Sehnsucht nach Frieden – der Adventskalender der Flüchtlingsbeauftragten der Nordkirche

Der Flucht-Adventskalender der Füchtlingsbeauftragten der Nordkirche - Sehnsucht nach Frieden...

Gerne verweisen wir dieses Jahr auf den Flucht – Adventskalender der Flüchtlingsbeauftragten der Nordkirche – mit einem Thema das uns allen in dieser Zeit sehr am Herzen liegt –
und wünschen allen eine Zeit des Friedens in der Adventszeit:

 

Geschichten statt Schokolade„Friede, Friede denen in der Ferne und denen in der Nähe, spricht Gott; ich will sie heilen.“ (Jesaja 57,19)

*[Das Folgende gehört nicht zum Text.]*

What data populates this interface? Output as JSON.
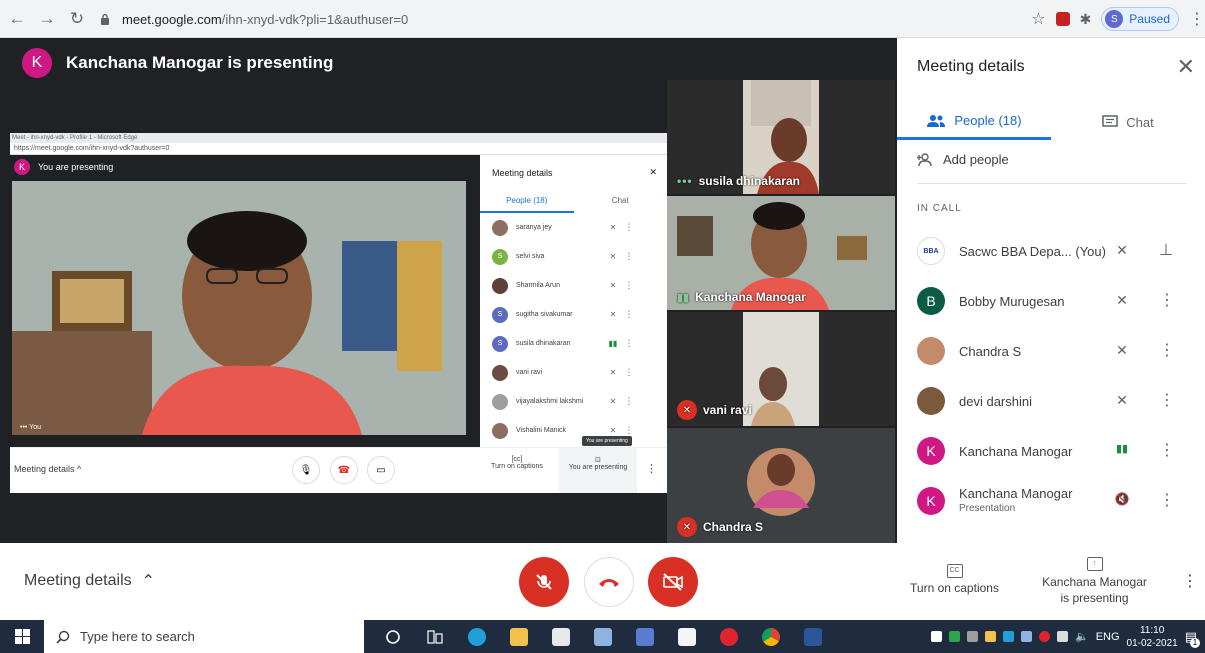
{
  "browser": {
    "url_host": "meet.google.com",
    "url_path": "/ihn-xnyd-vdk?pli=1&authuser=0",
    "profile_initial": "S",
    "profile_status": "Paused"
  },
  "stage": {
    "presenter_initial": "K",
    "presenter_text": "Kanchana Manogar is presenting"
  },
  "shared_screen": {
    "window_title": "Meet - ihn-xnyd-vdk - Profile 1 - Microsoft Edge",
    "url": "https://meet.google.com/ihn-xnyd-vdk?authuser=0",
    "presenting_initial": "K",
    "presenting_text": "You are presenting",
    "you_label": "You",
    "panel_title": "Meeting details",
    "tab_people": "People (18)",
    "tab_chat": "Chat",
    "people": [
      {
        "name": "saranya jey",
        "initial": "",
        "color": "#8d6e63"
      },
      {
        "name": "selvi siva",
        "initial": "S",
        "color": "#7cb342"
      },
      {
        "name": "Sharmila Arun",
        "initial": "",
        "color": "#5d4037"
      },
      {
        "name": "sugitha sivakumar",
        "initial": "S",
        "color": "#5c6bc0"
      },
      {
        "name": "susila dhinakaran",
        "initial": "S",
        "color": "#5c6bc0"
      },
      {
        "name": "vani ravi",
        "initial": "",
        "color": "#6d4c41"
      },
      {
        "name": "vijayalakshmi lakshmi",
        "initial": "",
        "color": "#9e9e9e"
      },
      {
        "name": "Vishalini Manick",
        "initial": "",
        "color": "#8d6e63"
      }
    ],
    "bottom_details": "Meeting details",
    "bottom_captions": "Turn on captions",
    "bottom_presenting": "You are presenting",
    "tooltip": "You are presenting"
  },
  "tiles": [
    {
      "name": "susila dhinakaran",
      "status": "dots"
    },
    {
      "name": "Kanchana Manogar",
      "status": "speaking"
    },
    {
      "name": "vani ravi",
      "status": "muted"
    },
    {
      "name": "Chandra S",
      "status": "muted"
    }
  ],
  "bottombar": {
    "details_label": "Meeting details"
  },
  "panel": {
    "title": "Meeting details",
    "tab_people": "People (18)",
    "tab_chat": "Chat",
    "add_people": "Add people",
    "in_call": "IN CALL",
    "participants": [
      {
        "name": "Sacwc BBA Depa...",
        "you": "(You)",
        "sub": "",
        "initial": "BBA",
        "color": "#ffffff",
        "mic": "muted",
        "action": "pin"
      },
      {
        "name": "Bobby Murugesan",
        "you": "",
        "sub": "",
        "initial": "B",
        "color": "#0b5c44",
        "mic": "muted",
        "action": "more"
      },
      {
        "name": "Chandra S",
        "you": "",
        "sub": "",
        "initial": "",
        "color": "#c48b6a",
        "mic": "muted",
        "action": "more"
      },
      {
        "name": "devi darshini",
        "you": "",
        "sub": "",
        "initial": "",
        "color": "#7a5a3a",
        "mic": "muted",
        "action": "more"
      },
      {
        "name": "Kanchana Manogar",
        "you": "",
        "sub": "",
        "initial": "K",
        "color": "#d01884",
        "mic": "speaking",
        "action": "more"
      },
      {
        "name": "Kanchana Manogar",
        "you": "",
        "sub": "Presentation",
        "initial": "K",
        "color": "#d01884",
        "mic": "muted-speaker",
        "action": "more"
      }
    ]
  },
  "controls": {
    "captions_label": "Turn on captions",
    "presenting_label": "Kanchana Manogar is presenting"
  },
  "taskbar": {
    "search_placeholder": "Type here to search",
    "lang": "ENG",
    "time": "11:10",
    "date": "01-02-2021",
    "notification_count": "1"
  }
}
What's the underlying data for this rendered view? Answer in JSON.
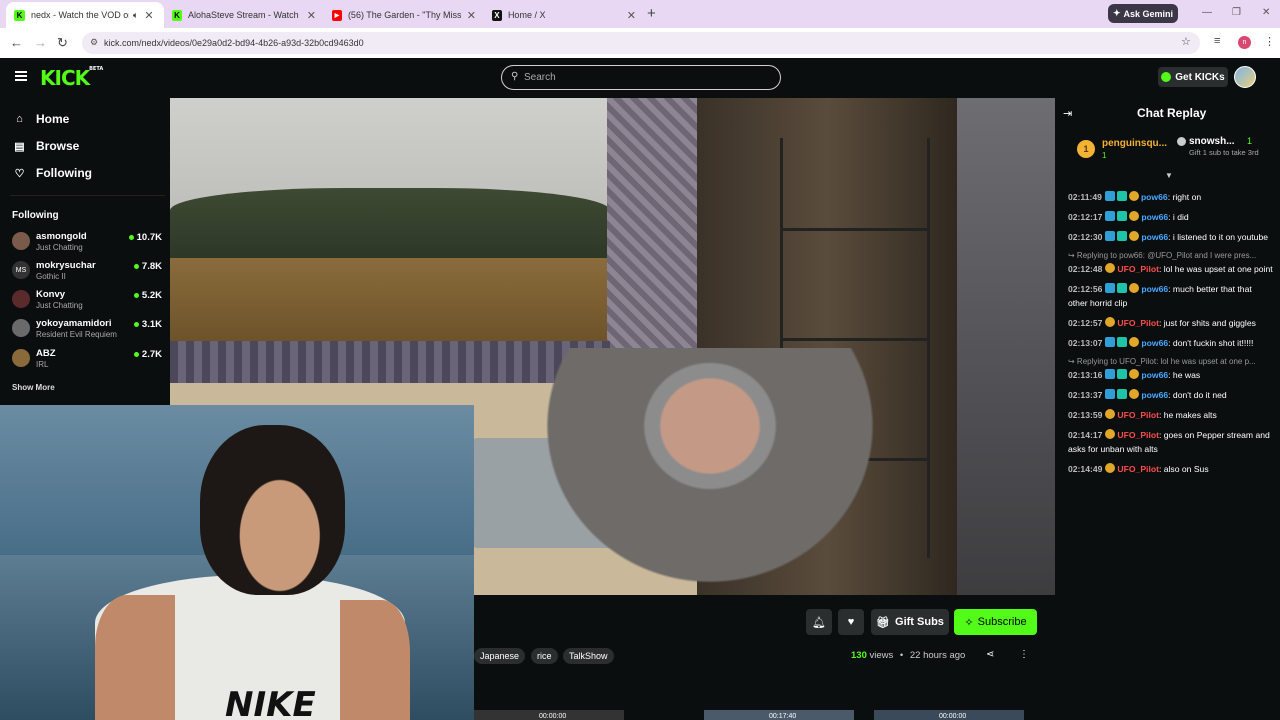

Frieden – kaum ein anderes Thema hat die politischen und auch die theologischen Diskussionen dieses Jahr so beschäftigt. Wie reden wir über Frieden? Wie sieht Friedensarbeit aus? Was ist wichtig und was verbietet sich? Was denken Menschen, die Krieg und Gewalt erlebt haben, dazu?

Willkommen zum #frieden-Adventskalender! Bis Weihnachten möchte er Sie und Euch begleiten mit 24 Geschichten, erzählt von Geflüchteten und Unterstützer:innen, die hier mit uns in Hamburg, Schleswig-Holstein oder Mecklenburg-Vorpommern leben. Sie berichten von persönlichen Erfahrungen mit Frieden und Unfrieden, von der Suche nach innerem Frieden oder der dauernden Zerrissenheit.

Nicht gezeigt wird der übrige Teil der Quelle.